As the final act of Boris Johnson’s premiership plays out and Carrie hurriedly steams No 10’s pricey Lulu Lyttle wallpaper off, Nadine Dorries is having another normal one.
Breaking off from puffing up the doomed Big Dog, the Johnson family's biggest cheerleader let rip on a subject close to her heart: abortion.
Nadine, a former nurse, told Times Radio that the 24-week rule — the cut-off point for when the majority of women can have an abortion — was ‘too high’, suggesting that ‘20 weeks is where it should be’. That’s a whole month that she wants to nix.
The culture secretary insists she is 'absolutely, utterly, unequivocally pro-choice', and that she would not push for the rules to be changed — adding that ‘any woman who wants an abortion should just be able to have one’. But her record speaks for itself.
In 2008, she spearheaded the biggest challenge to women’s rights in two decades, the infamous 20 Reasons For 20 Weeks campaign, a long and contentious list of reasons for a reduction in the time limit on abortion supported by The Daily Mail and The Daily Telegraph, and voted yes on bills introduced to reduce the abortion limit to 22, 20, 16 and 12 weeks. What’s more, although she has since said that she is pro-choice, in a 2008 interview with The Guardian’s Kira Cochrane she said that ‘I think what I would like to see is the European average of 13 week’.
Granted, opinions can shift. In the Times Radio interview to be broadcast tomorrow, the culture secretary added that she said she did not agree with the views of Danny Kruger, her Tory colleague, who suggested that women did not have ‘an absolute right to bodily autonomy’ when it came to abortion.
‘I think abortion for women should be available on demand, no need for two doctors’ signatures, that they should just be, if that’s the decision they want to make, they should be trusted to make that decision,’ she said.

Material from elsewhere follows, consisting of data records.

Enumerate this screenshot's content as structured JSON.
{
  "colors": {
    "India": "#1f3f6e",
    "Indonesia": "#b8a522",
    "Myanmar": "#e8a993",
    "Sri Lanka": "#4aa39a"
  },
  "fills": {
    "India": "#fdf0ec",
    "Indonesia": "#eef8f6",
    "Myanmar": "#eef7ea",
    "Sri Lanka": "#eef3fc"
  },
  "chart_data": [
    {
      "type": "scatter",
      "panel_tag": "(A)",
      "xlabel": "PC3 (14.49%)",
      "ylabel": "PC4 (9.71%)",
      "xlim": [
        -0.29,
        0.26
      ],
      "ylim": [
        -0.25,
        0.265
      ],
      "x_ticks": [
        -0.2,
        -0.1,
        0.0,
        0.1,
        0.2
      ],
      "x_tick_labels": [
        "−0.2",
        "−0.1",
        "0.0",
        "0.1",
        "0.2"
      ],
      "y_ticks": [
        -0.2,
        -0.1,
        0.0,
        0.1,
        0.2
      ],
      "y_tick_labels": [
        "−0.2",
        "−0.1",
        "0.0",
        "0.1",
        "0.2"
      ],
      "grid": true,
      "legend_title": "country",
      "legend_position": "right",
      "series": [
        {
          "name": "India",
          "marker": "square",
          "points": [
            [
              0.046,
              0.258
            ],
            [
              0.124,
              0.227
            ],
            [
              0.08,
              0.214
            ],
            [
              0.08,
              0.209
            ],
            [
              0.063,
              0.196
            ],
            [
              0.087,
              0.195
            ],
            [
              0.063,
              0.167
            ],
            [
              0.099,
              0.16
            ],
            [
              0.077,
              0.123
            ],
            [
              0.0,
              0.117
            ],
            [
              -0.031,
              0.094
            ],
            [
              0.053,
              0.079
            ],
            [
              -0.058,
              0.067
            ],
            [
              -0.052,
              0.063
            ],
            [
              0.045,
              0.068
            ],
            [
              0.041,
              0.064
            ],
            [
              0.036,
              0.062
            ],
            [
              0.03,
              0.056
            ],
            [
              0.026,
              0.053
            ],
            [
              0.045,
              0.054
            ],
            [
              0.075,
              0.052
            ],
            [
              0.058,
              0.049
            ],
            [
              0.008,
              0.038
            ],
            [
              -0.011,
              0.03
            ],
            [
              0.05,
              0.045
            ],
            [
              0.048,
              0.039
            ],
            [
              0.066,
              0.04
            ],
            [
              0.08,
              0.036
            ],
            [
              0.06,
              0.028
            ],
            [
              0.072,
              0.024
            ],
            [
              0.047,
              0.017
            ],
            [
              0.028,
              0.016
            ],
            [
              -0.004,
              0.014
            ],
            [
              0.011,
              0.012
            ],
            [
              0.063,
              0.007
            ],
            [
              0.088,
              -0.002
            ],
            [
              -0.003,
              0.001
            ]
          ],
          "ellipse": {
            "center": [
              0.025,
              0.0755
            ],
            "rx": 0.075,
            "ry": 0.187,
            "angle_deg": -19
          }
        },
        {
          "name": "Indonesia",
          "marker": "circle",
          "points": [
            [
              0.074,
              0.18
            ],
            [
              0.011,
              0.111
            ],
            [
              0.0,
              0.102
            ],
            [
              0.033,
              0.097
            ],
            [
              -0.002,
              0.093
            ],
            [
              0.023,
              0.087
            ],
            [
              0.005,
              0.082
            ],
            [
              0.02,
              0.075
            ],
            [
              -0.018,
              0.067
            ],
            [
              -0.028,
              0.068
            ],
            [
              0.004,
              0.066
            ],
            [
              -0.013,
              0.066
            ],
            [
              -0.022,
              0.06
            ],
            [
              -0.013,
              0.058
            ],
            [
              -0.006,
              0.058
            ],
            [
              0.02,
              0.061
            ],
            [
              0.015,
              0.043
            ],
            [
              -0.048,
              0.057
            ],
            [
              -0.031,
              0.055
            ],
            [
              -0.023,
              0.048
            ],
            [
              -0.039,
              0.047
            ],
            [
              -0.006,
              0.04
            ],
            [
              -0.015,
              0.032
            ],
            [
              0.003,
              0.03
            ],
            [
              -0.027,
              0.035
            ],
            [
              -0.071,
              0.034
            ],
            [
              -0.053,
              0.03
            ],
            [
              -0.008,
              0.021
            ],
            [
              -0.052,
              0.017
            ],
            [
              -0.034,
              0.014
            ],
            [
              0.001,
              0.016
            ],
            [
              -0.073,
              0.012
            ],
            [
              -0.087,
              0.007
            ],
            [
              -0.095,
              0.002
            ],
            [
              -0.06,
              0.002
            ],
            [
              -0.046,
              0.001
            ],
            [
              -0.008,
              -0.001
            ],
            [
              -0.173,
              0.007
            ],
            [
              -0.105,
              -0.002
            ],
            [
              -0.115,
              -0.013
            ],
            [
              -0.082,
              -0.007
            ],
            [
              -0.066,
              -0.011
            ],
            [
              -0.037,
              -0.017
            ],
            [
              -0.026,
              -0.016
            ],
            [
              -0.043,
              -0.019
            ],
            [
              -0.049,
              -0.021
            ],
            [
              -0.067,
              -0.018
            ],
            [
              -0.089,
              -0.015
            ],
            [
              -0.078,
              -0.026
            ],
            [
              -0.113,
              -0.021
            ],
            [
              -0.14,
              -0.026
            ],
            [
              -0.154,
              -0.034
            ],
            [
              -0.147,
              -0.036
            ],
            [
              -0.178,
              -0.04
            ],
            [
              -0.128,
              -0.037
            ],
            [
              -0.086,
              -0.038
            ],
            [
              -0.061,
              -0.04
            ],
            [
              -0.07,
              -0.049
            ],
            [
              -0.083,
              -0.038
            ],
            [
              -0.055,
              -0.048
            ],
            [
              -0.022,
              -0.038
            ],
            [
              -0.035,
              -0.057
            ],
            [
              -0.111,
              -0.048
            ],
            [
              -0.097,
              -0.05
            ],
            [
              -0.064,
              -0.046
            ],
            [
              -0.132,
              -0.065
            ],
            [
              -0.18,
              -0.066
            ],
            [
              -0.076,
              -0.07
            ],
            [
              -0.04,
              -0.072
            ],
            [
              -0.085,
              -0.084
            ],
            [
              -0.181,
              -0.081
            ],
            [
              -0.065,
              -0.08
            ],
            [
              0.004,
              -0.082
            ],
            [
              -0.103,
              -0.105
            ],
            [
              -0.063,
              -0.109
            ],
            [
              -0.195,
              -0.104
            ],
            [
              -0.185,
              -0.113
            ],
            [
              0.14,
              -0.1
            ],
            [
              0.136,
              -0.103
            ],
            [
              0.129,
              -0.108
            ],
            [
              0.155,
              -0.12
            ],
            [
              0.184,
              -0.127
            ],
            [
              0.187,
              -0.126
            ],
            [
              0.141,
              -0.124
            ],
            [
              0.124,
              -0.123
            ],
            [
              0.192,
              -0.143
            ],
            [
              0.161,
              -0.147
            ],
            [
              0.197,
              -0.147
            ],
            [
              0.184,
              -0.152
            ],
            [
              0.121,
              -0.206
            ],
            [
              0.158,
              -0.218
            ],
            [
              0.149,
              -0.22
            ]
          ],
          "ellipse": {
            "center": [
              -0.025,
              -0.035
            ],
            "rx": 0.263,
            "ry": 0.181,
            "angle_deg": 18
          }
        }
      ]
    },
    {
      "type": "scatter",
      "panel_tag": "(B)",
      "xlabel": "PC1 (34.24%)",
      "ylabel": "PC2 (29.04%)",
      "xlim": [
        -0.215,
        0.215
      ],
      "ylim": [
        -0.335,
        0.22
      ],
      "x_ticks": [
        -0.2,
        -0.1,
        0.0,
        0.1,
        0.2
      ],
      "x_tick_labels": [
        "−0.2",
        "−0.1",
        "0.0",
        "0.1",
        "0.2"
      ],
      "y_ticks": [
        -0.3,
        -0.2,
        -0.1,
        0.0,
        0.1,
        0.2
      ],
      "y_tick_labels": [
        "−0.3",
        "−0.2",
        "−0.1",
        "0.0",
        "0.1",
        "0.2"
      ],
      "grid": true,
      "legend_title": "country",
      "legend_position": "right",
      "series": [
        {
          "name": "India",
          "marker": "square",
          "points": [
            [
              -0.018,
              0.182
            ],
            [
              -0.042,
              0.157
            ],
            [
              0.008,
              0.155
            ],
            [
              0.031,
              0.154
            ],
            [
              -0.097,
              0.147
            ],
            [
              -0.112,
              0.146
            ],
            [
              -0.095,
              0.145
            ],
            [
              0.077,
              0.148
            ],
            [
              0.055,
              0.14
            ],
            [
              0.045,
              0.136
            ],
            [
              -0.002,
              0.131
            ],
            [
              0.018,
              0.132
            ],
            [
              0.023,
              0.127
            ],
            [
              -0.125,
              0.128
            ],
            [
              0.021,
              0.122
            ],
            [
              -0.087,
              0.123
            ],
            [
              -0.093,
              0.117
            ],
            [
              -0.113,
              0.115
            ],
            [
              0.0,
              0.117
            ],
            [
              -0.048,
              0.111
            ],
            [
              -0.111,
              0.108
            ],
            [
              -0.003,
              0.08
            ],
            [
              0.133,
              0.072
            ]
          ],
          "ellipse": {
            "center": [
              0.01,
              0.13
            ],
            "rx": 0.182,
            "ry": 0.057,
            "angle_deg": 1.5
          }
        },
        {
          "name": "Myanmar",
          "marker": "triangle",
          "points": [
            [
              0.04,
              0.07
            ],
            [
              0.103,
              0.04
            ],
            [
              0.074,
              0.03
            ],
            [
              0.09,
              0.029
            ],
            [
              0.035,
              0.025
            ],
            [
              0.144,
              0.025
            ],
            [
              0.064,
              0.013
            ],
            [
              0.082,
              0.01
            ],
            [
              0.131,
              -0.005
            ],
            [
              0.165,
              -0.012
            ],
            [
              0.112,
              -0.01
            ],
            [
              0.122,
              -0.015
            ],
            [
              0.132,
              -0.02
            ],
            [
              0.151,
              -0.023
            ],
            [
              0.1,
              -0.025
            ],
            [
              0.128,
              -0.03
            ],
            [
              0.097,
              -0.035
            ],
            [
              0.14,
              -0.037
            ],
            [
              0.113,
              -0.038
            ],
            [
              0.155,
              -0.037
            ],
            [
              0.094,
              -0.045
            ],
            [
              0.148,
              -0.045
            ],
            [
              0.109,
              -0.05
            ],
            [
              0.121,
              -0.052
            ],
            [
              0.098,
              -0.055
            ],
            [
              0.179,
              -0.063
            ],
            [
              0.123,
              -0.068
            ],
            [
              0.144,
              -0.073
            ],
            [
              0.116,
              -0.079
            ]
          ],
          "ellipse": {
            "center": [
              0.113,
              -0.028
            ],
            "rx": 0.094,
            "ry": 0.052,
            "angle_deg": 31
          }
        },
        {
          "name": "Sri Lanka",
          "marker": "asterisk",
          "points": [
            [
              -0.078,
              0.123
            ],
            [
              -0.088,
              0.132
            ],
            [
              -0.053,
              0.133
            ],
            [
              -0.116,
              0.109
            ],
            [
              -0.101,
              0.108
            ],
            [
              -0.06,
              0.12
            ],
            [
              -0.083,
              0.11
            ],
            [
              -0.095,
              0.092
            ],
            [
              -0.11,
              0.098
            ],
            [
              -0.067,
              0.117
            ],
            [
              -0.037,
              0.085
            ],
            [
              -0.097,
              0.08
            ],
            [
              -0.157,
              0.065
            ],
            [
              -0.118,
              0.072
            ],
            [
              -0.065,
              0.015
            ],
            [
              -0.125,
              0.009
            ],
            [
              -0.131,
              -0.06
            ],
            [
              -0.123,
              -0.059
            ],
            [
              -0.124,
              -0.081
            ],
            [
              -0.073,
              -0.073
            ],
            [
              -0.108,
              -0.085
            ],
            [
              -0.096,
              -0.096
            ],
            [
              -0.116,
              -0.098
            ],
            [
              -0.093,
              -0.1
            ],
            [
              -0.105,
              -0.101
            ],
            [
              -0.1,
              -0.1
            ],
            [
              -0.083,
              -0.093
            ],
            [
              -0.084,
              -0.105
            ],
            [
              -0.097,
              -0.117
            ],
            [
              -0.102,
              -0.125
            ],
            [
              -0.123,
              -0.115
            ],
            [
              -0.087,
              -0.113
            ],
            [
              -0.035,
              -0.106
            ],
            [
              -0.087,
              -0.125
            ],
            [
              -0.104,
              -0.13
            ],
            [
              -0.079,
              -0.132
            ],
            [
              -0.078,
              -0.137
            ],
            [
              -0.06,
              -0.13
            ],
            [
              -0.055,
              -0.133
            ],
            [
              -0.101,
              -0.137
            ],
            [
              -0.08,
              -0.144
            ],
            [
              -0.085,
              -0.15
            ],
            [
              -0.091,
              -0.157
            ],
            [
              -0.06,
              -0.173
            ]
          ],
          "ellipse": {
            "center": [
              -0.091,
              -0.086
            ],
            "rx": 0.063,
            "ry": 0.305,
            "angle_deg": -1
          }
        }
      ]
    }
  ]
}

But read between the lines. Attacks on abortion rights are gaining traction. They say that when America sneezes, the world catches a cold – and a chill wind is blowing through the corridors of power here too. Lawmakers are aware of more evidence in the latest census for England and Wales, published last week, that Britain’s birth rate is declining, raising the likelihood of a dwindling population supporting a rapidly ageing one (a Sunday Times piece suggested we should tax the childless).
The world may be watching Boris Johnson's time in No 10 go up in flames, but don’t sleep on what’s happening in the shadows.